Australian scientists have used genome analysis tools to create a patented technology to investigate the fate of the laser beams zapping through the optical fibres that connect cities.
Their ideas have broken the back of a communications industry problem - how to identify the causes of noise in these optical cables that form a key part of the backbone of the Internet.
The breakthrough makes use of a device that has been created by NICTA engineers for a few thousand dollars.
It can do a job, that today would cost $100,000 plus, and require a broad range of different test equipment.
Moreover, it will allow phone companies to confidently increase the speed ratings on long haul optical fibres - from 10 gigabits per second to 40 gigabits per second or more without losing data in the noise in line.
NICTA principal researcher, Trevor Anderson, who is based at the Victorian lab and directs the Managing and Monitoring the Internet Project (MAMI), said the team has developed a way of presenting an optical signal as a two dimensional image.
"We thought that it would allow us to recognise the 'fingerprint' of the various kinds of optical noise that can interfere with the signal," he said.
"But we didn't know how to analyse the image. Fortunately in the next door laboratory NICTA has a team of geneticists analysing vast lengths of genetic code to find patterns of gene sequences that would indicate a tumour.
"Dr Adam Kowalczyk looked at our problem and laughed."
Dr Kowalczyk thought the problem was easy, adding that "biology is so much more complex."
He told Anderson: "We have to identify cancer subtypes using a handful of noisy examples to learn from rather than the thousands that are available to you."

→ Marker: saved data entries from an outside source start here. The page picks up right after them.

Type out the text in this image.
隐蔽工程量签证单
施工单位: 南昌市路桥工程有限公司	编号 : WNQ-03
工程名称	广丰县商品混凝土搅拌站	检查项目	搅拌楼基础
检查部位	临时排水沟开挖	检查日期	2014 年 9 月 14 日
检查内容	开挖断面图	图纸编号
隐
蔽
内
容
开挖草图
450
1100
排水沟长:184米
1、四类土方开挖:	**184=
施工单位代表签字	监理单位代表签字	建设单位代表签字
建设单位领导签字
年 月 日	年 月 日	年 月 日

As a result Dr Kowalczyk said "let's try our algorithms on your data."
Anderson said the result is a new device known as a multi-impairment monitor. And it can identify the distinct visual patterns created by the common forms of noise and distortion in optical fibres.
The six most common sources of impairments are: optical amplifier noise; too much dispersion as the laser beam travels down the fibre; afibre that's not quite symmetric - leading to more dispersion of the signal; power levels that are too high; interference from adjacent channels and; unwanted reflections.
"The current tools available in the marketplace only count the errors in the data, telling the operator a problem exists but not what that problem is, where the problem is or what caused it," Anderson said.
"Our device can already identify the top four sources of noise and we expect to be able to do all six."